State Rep. Jeanie Lauer, R-Blue Springs, said Friday that various investigations into Eric Greitens will continue even though he’s stepped down as Missouri’s governor. Friday was his last day in office.

Lauer is one of 10 House members on a committee that’s been investigating Greitens this spring.

“ … we’re going to go back in and continue that work,” she said at a Blue Springs Chamber of Commerce legislative update.

The committee has issued two reports, one on the affair he had with his hairdresser and a second on his use for political purposes of a donor list from a charity he founded and ran, The Mission Continues.

The committee also is looking into his campaign’s so-called dark money, that is, money from donors not made public. The committee is looking at a Greitens political group, A New Missouri.

The General Assembly has been in a special session on Greitens questions, but then came his resignation announcement on Tuesday.

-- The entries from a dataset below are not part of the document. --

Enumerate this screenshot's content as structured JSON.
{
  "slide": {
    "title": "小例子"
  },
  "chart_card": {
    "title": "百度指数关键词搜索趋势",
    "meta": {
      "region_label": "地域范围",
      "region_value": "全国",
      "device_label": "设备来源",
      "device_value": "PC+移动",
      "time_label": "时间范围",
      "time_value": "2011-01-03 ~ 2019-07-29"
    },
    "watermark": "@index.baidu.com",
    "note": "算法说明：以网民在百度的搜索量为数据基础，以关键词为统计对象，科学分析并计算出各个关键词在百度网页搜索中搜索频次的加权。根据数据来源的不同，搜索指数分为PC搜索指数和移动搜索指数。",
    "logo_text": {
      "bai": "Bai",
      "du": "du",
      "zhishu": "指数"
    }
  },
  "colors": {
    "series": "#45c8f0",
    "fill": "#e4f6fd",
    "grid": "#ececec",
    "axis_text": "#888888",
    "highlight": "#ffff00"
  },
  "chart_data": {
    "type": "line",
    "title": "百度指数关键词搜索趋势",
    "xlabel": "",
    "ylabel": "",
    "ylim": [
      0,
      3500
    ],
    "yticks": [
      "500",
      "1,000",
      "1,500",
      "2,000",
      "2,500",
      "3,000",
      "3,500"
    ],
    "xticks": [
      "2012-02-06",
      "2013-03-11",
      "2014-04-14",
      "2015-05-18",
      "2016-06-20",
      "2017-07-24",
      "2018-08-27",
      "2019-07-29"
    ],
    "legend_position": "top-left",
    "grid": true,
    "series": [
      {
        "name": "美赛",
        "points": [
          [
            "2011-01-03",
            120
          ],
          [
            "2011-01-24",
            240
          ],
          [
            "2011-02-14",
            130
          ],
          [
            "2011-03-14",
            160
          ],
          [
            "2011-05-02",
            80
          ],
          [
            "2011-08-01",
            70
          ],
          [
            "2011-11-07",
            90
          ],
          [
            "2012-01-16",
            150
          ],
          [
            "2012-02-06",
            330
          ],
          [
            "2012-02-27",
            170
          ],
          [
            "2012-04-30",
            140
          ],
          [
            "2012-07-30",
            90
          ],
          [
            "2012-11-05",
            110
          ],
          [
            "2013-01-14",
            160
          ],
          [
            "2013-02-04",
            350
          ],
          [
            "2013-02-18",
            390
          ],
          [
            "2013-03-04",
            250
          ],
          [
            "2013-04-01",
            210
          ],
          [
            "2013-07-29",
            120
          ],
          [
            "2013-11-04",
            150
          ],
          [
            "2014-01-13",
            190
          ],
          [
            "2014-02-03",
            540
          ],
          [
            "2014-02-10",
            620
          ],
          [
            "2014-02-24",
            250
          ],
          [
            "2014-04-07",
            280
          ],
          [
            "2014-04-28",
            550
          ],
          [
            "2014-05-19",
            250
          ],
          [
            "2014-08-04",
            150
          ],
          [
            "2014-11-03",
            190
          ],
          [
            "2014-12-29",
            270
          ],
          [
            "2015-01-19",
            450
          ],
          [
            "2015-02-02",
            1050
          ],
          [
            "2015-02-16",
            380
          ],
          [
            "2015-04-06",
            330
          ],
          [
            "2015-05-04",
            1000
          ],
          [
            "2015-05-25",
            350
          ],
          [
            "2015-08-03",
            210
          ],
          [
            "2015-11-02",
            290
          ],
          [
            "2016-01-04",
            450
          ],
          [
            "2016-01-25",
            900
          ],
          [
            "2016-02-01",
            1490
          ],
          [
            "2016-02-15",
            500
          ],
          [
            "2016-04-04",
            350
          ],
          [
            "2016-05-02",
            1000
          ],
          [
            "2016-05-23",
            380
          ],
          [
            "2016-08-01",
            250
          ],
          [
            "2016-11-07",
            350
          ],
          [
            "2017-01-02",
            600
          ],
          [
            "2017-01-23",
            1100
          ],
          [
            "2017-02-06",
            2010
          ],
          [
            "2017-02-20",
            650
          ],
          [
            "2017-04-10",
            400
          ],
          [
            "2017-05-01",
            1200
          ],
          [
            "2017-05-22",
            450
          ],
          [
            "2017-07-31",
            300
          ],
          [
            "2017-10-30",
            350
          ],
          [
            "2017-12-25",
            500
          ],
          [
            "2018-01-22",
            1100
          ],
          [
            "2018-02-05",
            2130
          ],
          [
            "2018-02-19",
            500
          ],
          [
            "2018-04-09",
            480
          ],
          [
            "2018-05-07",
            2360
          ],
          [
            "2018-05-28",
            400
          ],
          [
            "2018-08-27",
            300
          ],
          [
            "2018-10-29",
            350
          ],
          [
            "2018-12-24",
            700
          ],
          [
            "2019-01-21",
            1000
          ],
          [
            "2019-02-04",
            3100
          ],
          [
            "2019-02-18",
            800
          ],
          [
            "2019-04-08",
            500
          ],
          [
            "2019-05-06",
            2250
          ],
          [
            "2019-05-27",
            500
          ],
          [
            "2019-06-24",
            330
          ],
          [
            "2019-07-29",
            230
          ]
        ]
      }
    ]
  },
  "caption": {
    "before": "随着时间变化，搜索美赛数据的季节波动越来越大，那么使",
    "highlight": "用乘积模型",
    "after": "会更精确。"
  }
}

The investigative committee is taking a two-week break.

“And then we’re going back in for continued investigation of the money trails,” Lauer said. At least one more report from that committee is likely later this year.

She noted other inquiries:

• A special prosecutor – Jackson County Prosecutor Jean Peters Baker – is looking into invasion-of-privacy allegations regarding the extramarital affair.

• A Cole County judge is investigating Greitens’ and his staff’s use of Confide, an app that transmits but immediately erases messages.

Greitens made a deal with prosecutors in St. Louis to resign in exchange for the dismissal of felony charges of computer tampering, but that’s not binding on the other investigations.

Other legislators at Friday’s breakfast in Blue Springs didn’t elaborate much on Greitens, who ran for governor in 2016 as a outsider set on shaking up Jefferson City. But Rep. Dan Stacy, R-Blue Springs, did offer this suggestion for all citizens:

“Just be an involved as you can, learn as much as you can about the people we elect.”

Lauer again said working on the House investigative committee has been an amazing experience.

“I will tell you personally,” she said, “it’s one of the most interesting things I’ve ever worked on – and one of the most bizarre.”